Photo by Mackenzie Bates of Waverly Lane Photography

This past year has brought a lot of new construction into my life.  I am now a married man, a man who has so happily consented to building together a life with this one woman my heart has chosen.  This structure will define the rest of my life forever.  I finished a year of living in my car at the end of December.  (An experiment of sorts that one day I may write more about.)  I entered my third year of freedom from the bite of the snake.  I have stepped into new roles at work, expanding my responsibilities into new places.  I have made a serious commitment to eliminating the debt of consumerism and one-upmanship from my finances.  These structures, these tame places, have not sprung up in one night, they have been the work of years, and some of these structures will take the work of a lifetime to complete.  I will seek to continue the taming of my heart in the year that follows, each tick of this new watch a milestone on the path I walk.  I will pursue the completion of structures placed not on sand, but on the solid rock of Christ who ultimately leads me from point to point.  I will blaze a new trail in the year that comes, creating a tame place in the wildness on both sides that I may travel upon.

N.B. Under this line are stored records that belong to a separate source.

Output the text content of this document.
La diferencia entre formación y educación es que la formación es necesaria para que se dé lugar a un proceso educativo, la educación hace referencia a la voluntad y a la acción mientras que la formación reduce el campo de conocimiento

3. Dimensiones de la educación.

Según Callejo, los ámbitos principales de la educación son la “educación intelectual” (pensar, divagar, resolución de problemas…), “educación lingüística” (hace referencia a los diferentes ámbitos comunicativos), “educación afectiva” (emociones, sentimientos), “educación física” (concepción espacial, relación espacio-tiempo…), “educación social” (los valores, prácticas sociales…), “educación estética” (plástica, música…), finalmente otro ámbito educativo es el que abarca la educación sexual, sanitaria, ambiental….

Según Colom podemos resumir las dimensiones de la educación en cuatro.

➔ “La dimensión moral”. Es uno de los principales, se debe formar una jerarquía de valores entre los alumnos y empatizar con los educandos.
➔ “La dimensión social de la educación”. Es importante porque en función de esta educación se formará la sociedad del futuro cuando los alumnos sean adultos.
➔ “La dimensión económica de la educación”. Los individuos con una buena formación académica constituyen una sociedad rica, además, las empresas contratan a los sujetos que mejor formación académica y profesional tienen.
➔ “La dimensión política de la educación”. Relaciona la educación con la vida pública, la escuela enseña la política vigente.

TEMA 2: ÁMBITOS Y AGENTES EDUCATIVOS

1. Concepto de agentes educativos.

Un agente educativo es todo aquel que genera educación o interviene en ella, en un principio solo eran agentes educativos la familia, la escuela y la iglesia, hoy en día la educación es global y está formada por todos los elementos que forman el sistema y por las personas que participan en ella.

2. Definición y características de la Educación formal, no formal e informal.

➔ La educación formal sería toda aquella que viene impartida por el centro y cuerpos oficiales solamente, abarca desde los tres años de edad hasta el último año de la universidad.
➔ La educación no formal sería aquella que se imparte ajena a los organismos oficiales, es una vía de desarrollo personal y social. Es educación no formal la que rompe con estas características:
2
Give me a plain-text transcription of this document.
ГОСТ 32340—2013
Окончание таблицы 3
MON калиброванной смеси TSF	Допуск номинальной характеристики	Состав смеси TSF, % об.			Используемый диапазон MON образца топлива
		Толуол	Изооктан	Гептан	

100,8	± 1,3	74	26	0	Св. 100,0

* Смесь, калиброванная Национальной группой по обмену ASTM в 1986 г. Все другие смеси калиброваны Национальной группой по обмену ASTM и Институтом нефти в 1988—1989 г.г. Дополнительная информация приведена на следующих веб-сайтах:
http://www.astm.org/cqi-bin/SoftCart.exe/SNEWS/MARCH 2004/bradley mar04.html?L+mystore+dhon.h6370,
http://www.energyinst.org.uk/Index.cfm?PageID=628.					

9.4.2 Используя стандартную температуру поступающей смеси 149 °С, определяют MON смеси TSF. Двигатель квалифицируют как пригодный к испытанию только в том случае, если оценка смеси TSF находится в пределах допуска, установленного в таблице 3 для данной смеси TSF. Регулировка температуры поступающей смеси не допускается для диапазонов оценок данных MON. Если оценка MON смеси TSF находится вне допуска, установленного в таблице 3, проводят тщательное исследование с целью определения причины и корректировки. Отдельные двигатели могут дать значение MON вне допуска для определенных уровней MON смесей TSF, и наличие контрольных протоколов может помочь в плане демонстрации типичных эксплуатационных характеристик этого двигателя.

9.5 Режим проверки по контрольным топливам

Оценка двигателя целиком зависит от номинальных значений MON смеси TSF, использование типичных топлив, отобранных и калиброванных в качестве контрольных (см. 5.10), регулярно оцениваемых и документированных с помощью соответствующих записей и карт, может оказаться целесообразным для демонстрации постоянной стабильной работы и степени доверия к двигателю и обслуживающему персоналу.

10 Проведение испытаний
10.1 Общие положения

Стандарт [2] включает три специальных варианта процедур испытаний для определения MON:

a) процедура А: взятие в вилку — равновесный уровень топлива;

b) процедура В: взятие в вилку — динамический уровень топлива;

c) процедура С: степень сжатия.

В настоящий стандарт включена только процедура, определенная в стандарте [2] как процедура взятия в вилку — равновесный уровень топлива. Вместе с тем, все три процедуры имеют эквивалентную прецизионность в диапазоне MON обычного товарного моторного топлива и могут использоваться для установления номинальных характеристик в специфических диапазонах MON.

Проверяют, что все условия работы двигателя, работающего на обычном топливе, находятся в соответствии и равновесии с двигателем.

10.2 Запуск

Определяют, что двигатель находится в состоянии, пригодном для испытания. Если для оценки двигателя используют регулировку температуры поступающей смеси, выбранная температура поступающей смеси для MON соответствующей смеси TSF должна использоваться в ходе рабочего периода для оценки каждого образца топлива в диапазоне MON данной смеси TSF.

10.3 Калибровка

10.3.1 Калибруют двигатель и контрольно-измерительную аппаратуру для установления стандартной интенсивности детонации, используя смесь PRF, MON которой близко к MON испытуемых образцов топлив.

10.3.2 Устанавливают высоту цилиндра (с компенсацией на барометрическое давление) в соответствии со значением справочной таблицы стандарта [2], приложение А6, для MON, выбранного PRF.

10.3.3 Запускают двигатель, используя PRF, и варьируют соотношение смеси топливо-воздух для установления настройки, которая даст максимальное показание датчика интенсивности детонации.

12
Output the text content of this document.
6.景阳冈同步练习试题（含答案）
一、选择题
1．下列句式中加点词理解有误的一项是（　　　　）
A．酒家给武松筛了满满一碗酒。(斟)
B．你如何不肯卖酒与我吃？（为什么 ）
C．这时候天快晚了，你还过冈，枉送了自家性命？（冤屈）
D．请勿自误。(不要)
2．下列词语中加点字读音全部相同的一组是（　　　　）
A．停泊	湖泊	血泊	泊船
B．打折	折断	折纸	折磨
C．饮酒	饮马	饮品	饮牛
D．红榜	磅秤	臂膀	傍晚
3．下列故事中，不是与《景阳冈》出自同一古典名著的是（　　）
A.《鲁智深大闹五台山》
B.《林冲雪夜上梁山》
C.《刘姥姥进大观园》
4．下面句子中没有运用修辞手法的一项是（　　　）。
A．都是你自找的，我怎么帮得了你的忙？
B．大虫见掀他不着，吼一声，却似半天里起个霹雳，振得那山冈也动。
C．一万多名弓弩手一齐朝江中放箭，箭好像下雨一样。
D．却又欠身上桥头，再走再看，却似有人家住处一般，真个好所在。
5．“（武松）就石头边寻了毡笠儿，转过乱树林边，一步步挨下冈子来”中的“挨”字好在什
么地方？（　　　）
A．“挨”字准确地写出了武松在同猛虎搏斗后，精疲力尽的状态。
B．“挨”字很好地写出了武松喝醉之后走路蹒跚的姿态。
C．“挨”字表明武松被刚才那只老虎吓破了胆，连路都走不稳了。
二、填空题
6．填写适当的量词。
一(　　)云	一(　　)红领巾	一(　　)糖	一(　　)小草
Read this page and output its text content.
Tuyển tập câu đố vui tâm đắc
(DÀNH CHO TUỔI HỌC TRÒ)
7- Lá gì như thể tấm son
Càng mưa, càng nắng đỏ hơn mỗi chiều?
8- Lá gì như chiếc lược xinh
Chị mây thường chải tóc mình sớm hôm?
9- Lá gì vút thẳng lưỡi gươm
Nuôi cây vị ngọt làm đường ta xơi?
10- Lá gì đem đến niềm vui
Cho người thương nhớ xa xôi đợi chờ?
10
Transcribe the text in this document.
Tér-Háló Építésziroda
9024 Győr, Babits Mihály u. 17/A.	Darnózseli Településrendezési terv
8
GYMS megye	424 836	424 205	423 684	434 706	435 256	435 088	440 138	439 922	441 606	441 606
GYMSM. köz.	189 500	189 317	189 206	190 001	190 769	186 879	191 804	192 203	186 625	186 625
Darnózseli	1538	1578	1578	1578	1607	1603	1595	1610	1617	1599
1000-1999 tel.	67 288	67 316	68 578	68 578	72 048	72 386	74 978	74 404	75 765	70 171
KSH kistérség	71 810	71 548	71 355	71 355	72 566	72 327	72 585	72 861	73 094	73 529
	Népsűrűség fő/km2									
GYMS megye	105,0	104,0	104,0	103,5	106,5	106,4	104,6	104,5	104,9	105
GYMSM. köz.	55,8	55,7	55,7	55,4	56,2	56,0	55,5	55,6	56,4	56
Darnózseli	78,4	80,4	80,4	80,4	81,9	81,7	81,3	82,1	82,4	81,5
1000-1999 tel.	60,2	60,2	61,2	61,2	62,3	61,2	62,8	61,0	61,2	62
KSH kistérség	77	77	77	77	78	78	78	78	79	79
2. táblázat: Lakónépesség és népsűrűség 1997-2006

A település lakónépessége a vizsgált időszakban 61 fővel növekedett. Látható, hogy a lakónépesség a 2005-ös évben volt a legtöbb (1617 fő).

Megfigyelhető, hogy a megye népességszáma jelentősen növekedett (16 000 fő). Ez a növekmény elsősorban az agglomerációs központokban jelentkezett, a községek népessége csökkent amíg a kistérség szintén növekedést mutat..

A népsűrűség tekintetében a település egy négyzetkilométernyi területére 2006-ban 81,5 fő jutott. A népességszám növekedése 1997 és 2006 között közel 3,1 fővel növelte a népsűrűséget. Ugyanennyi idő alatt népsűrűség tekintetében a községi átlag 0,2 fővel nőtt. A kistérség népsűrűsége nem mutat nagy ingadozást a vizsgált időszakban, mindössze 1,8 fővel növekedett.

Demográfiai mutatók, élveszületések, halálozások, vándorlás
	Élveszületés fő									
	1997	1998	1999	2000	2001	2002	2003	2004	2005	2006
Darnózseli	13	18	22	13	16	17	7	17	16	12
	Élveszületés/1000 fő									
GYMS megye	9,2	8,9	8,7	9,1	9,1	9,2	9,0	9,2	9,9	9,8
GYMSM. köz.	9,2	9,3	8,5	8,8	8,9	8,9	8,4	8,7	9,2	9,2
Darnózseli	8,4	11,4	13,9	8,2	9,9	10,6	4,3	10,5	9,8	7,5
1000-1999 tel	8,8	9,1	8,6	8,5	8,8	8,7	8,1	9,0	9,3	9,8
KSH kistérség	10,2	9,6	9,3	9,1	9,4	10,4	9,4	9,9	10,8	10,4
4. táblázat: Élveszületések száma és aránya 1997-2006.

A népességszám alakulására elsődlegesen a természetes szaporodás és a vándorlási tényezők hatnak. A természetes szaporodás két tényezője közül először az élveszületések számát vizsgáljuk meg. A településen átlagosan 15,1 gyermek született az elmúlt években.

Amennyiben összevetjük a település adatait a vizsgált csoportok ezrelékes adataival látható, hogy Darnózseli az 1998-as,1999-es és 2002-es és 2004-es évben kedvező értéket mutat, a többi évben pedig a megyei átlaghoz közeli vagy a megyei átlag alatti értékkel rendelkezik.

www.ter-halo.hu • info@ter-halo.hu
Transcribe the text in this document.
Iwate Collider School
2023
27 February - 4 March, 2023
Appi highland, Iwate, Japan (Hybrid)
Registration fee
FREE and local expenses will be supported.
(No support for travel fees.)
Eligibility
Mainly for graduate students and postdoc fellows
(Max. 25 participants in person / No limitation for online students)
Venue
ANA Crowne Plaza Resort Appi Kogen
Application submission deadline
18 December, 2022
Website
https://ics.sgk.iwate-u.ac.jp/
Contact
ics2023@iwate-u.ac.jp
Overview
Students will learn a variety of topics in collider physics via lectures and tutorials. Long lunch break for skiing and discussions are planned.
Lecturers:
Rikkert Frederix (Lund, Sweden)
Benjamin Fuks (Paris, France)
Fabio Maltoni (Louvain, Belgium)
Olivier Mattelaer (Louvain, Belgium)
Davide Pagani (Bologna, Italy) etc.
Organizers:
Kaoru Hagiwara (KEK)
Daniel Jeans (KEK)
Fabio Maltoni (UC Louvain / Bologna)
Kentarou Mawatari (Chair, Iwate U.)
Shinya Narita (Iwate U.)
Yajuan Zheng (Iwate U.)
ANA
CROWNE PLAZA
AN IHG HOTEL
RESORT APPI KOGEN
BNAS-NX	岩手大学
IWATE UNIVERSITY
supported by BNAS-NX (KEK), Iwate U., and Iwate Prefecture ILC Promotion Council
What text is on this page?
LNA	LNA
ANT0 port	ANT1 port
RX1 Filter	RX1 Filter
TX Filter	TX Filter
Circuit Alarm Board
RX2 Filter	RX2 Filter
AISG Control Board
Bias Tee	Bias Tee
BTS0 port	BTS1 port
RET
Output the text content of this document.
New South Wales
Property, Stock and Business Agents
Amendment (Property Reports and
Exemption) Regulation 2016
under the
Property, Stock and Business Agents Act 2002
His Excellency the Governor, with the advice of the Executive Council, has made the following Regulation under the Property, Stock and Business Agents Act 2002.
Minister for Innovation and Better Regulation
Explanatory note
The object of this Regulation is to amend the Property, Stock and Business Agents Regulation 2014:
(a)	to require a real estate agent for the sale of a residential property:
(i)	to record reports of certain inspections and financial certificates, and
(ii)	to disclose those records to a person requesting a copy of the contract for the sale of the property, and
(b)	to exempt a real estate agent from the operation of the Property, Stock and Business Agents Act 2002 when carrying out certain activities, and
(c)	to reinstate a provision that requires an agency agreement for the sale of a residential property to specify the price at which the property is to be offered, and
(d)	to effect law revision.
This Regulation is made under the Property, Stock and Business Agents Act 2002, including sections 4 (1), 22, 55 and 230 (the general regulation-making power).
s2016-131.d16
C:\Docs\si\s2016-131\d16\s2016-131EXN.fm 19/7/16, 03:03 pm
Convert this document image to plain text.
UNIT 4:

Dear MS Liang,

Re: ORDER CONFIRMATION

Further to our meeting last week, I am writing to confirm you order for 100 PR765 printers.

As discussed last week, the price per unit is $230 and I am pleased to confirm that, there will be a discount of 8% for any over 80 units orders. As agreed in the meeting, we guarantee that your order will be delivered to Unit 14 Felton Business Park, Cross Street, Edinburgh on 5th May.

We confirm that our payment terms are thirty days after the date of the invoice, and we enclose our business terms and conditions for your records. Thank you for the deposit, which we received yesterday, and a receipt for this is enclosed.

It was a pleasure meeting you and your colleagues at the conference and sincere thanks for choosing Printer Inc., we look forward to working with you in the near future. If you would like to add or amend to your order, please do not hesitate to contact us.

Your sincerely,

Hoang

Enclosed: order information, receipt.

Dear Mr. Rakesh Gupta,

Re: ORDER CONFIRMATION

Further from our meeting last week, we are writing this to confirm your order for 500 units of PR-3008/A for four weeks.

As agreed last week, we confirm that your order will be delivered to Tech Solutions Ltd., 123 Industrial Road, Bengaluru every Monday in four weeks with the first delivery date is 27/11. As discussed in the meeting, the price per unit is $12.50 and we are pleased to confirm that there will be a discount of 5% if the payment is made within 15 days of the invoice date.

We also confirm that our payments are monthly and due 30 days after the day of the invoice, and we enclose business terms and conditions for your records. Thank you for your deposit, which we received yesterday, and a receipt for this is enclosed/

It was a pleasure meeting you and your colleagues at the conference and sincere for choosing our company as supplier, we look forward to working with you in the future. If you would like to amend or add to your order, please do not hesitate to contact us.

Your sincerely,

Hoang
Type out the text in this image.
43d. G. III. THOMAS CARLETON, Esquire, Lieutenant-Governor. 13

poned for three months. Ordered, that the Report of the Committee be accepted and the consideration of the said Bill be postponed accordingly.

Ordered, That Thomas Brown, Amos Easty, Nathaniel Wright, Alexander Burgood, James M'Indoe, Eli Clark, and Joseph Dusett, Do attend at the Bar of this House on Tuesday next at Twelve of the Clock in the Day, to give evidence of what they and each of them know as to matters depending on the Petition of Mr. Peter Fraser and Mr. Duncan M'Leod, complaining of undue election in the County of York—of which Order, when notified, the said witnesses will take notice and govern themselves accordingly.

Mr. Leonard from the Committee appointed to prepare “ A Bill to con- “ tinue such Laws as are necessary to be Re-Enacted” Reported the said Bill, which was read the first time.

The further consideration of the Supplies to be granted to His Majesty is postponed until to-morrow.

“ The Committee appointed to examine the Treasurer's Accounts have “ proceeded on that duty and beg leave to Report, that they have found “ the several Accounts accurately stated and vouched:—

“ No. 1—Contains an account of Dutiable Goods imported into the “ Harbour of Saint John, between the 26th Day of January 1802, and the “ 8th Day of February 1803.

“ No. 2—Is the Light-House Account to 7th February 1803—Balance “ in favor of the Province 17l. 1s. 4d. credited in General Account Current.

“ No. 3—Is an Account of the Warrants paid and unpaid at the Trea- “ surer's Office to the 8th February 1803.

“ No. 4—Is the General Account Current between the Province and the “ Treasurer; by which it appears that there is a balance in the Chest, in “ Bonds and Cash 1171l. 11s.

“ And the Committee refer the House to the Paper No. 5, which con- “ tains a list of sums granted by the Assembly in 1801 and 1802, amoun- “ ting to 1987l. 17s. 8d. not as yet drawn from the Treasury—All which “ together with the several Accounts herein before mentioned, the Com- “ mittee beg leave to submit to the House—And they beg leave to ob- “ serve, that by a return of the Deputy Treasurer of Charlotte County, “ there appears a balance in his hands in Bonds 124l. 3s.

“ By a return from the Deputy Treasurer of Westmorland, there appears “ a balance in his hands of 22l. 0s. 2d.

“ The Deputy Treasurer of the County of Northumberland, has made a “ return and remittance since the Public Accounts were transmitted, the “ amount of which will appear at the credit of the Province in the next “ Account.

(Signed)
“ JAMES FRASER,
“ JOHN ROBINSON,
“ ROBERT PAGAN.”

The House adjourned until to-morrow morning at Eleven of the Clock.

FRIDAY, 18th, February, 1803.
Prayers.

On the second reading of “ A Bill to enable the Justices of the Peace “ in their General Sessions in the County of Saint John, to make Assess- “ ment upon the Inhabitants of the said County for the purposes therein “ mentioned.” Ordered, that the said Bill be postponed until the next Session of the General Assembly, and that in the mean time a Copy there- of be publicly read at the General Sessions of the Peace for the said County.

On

My favorite panorama of the year. Taken near Lake Lemon in Monroe County Indiana

I will not always build these trails correctly the first time.  Each trail will endure constant renovation and rebirth.  It will be a struggle to complete the vision set in front of me.  The struggle will require the clearing of thorns from the path in front of me.  The leveling of ground that lies unevenly at my feet will break my back as I move shovel after shovel of dirt to a new and different place.  Taming certain areas will be hard work in this new year of life, as it was hard work in the year that has just past.  The trail I build will be the legacy of my life.

My wife playing in the clear water of a creek.

The wild places in us do not grow up over night.  They must be protected and given a chance to grow.  As much as I speak of creating a trail in my life, I want even more to cultivate certain areas of wildness in me.  I must set borders on those areas, but if allowed to grow in the proper place and time, the wild in me will birth a beauty that no human mind can plan.  The wild and the trail live together in harmony.  They form each other.  Without the trail, the beauty of the wild would not be seen, would not be experienced.  Without the wild, the trail has no where to explore, no new thing to see.

As I step into this new year, I look forward to developing the trail in front of me.  As I build, I will seek out the beauty in the wild that grows within me.

A waterfall in Salmonie State Park near Wabash Indiana.